Concomitant use of drugs with neurotoxic, hematotoxic or cardiotoxic effects may increase the toxicity of interferons. ( 7.2 ) Avoid simultaneous administration of ACTIMMUNE with other heterologous serum protein or immunological preparations (e.g., vaccines). ( 7.3 ) 7.1 Myelosuppressive Agents When administering ACTIMMUNE in combination with other potentially myelosuppressive agents, monitor neutrophil and platelet counts [see Warnings and Precautions (5.3) ] . 7.2 Drugs with Neurotoxic, Hematoxic or Cardiotoxic Effects The concurrent use of drugs having neurotoxic (including effects on the central nervous system), hematotoxic, or cardiotoxic effects may increase the toxicity of interferons in these systems. It is theoretically possible that hepatotoxic and/or nephrotoxic drugs might have an effect on the clearance of ACTIMMUNE. 7.3 Immunological Preparations Simultaneous administration of ACTIMMUNE with other heterologous serum protein preparations or immunological preparations (e.g., vaccines) should be avoided due to the risk of an unexpected, or amplified, immune response. 7.4 Effects on Cytochrome P-450 Pathways Preclinical studies in rodents using species-specific interferon gamma have demonstrated a decrease in hepatic microsomal cytochrome P-450 concentrations. This could potentially lead to a depression of the hepatic metabolism of certain drugs that utilize this degradative pathway.
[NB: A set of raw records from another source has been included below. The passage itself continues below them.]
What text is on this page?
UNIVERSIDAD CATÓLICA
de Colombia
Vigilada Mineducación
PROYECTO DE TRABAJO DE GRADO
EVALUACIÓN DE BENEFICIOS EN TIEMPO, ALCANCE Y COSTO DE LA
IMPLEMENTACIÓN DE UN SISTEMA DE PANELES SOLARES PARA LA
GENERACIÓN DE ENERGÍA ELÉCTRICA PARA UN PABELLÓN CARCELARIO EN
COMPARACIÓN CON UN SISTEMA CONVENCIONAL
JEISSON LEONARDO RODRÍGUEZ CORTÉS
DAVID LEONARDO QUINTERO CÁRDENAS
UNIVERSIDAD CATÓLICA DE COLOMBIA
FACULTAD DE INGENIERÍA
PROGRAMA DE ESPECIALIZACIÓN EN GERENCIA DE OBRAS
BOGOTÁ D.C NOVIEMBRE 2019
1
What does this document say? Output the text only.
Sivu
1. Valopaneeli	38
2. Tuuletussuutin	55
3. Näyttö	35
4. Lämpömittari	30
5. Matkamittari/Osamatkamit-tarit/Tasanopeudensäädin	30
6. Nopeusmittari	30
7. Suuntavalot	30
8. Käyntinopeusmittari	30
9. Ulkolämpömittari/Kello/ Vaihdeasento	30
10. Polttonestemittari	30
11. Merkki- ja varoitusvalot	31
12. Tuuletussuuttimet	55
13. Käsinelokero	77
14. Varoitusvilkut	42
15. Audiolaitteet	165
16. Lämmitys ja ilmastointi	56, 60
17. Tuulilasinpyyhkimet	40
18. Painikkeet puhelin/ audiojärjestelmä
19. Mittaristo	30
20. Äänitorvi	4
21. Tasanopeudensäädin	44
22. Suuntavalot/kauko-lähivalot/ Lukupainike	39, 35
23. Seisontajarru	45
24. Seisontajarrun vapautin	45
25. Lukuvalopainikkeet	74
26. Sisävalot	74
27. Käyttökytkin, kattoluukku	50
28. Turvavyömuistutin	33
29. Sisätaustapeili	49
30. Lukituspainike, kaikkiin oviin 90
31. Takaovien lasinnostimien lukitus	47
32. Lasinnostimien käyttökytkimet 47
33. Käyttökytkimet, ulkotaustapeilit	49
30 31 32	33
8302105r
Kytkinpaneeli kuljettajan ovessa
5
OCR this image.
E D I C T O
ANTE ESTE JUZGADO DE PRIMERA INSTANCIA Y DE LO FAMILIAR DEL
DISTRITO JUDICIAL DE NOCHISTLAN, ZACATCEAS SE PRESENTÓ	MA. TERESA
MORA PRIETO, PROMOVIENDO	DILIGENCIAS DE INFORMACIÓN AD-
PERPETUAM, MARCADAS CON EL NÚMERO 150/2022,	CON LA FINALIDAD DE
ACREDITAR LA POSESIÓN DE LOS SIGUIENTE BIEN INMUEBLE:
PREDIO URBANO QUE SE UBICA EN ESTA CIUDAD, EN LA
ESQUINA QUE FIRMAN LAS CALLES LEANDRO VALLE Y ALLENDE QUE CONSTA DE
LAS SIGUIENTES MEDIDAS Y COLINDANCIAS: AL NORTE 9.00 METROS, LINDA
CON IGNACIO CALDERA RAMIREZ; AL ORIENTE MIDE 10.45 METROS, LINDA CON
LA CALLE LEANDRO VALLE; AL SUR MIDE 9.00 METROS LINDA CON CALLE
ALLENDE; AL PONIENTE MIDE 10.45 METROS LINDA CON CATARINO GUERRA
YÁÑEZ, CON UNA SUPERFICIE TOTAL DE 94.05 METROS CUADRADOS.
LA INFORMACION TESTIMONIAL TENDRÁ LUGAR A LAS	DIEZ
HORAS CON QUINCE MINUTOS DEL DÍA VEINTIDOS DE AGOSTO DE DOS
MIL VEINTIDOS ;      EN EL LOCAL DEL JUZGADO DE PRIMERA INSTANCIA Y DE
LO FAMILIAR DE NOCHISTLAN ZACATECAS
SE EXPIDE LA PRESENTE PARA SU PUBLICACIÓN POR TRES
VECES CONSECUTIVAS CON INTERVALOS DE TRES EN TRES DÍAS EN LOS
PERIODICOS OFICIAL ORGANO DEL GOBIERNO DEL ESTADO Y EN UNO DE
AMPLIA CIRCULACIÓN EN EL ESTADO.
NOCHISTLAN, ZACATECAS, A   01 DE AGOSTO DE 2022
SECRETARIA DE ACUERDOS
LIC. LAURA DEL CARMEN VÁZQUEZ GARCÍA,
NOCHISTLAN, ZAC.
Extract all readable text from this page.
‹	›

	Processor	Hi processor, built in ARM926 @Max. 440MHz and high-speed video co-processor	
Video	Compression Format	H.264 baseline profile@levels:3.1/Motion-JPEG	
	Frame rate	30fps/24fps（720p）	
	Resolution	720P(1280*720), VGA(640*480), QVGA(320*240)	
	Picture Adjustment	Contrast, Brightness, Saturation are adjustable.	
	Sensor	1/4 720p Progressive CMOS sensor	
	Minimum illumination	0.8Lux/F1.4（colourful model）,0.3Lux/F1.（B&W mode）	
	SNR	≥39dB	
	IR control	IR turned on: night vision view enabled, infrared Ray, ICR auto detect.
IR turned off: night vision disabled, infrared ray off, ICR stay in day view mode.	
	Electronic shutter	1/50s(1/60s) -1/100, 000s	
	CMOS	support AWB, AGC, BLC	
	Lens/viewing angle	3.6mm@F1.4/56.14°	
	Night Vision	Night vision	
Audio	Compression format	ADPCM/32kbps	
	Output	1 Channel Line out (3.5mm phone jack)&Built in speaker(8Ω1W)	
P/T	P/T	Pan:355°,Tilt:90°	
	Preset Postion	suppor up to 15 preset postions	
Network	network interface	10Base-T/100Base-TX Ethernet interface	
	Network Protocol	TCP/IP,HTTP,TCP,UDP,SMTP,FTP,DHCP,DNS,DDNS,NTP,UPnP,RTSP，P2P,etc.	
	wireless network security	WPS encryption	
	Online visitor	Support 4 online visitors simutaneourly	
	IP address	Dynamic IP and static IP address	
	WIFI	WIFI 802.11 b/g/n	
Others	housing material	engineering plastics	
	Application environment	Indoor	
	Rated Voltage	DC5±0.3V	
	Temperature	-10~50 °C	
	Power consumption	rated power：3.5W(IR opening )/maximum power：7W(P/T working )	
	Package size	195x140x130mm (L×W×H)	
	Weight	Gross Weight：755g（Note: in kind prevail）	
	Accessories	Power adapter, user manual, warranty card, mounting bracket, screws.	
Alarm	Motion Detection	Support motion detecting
16.2 Storage and Handling Store vials in the refrigerator at 2 to 8 °C (36 °F – 46 °F). Do Not Freeze. Avoid excessive or vigorous agitation. Do Not Shake . An unused vial of ACTIMMUNE can be stored at room temperature up to 12 hours prior to use. Discard vials if not used within the 12 hour period. Do not return to the refrigerator.